If you think that's cool, then by all means give Barton your hard-earned advertising dollars and let him help you drive your commissions into the ground.
Or you can use your head.
Here's the cold shower reality -- real estate has not only proven to be a tough nut to crack, there's also plenty of competition in Zillow's home valuation space. And despite the fawning, gushing remarks of the pro-technology, death-to-real-estate-commissions-pumping press that Zillow's business model is "both consumer-friendly and agent-friendly," you have a lot more power than you may think you do.
Zillow and its supporters are telling anyone who will listen that you have to change -- you have to embrace technology.
But what they really want is for you to be stupid enough to put your gold in the enemy's war chest.
Home valuations are as old as real estate sales. Just ask any real estate agent and appraiser. They may be called by a number of other names -- comparables, CMAs, BPOs, but they're a species of home valuations nonetheless.
It's so pervasive that now Realtors are calling for home valuation tools to put on their websites to act as lead generators.
So turn the tables. Start criticizing what Zillow and company charge.

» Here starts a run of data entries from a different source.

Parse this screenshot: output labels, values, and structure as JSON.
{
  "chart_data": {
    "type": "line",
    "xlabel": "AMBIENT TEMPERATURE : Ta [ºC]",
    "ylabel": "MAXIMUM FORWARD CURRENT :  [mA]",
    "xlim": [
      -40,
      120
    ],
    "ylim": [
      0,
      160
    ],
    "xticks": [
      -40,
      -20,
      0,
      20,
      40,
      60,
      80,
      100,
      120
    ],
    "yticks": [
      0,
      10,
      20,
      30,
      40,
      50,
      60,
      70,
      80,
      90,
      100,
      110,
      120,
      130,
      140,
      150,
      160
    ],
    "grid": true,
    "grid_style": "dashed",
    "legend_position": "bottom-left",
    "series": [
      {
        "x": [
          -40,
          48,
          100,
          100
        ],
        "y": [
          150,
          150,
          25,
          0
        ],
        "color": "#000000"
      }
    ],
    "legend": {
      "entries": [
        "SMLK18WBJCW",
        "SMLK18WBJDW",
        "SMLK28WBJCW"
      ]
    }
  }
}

How would Barton like it if you and the press were to jump on a new bandwagon? Namely that pay per click fees are outlandish and a ridiculous cost for agents and brokers to bear that will inevitably lead to large companies gaining an advertising advantage that could stifle competition. Worse, if your commissions deserve to come down, how can you pay for all these cool advertising opportunities?
Pay-per-click costs need to come down. Realtors need to get into a bidding war with home valuation companies to drive advertising costs down. They should say, "If you want my business, I want you to compete with each other. Which of you is going to give me the most exposure for the least amount of money? You could call it "AgentGain" or "Rillow."
Realtors could start a revolution that could impact all advertising/referral fee/lead generation models!
See the point? It's easy to criticize other people's business models. But what agents and brokers need to do is read the news and see what so-called real estate service providers are really saying about you outside of the industry.
If you do, here's a new prediction that will be very easy to make.
Home valuation-based business models that criticize agents, their MLSs, their commissions and their business models are going to face lots of competition because their true purpose is to intercept consumers further upstream. The consumers are then sold to Realtors as leads, clients, or click-throughs. As these companies proliferate, it's inevitable that their advertising/referral fee pricing to agents will and should come down.
After all, how do they expect you to afford their services if you're so busy slicing your commissions?
News stories that brown-nose Barton always tend to end with some kind of editorial snickering warning to the real estate industry -- adapt your business or die.
Maybe it's time the real estate industry sends the same message to real estate service providers that think it's cool to tell Realtors they need to cut their commissions in order to be successful.
"I only advertise with companies that want me to be successful and stay out of my business when it comes to what I charge and how I do my business."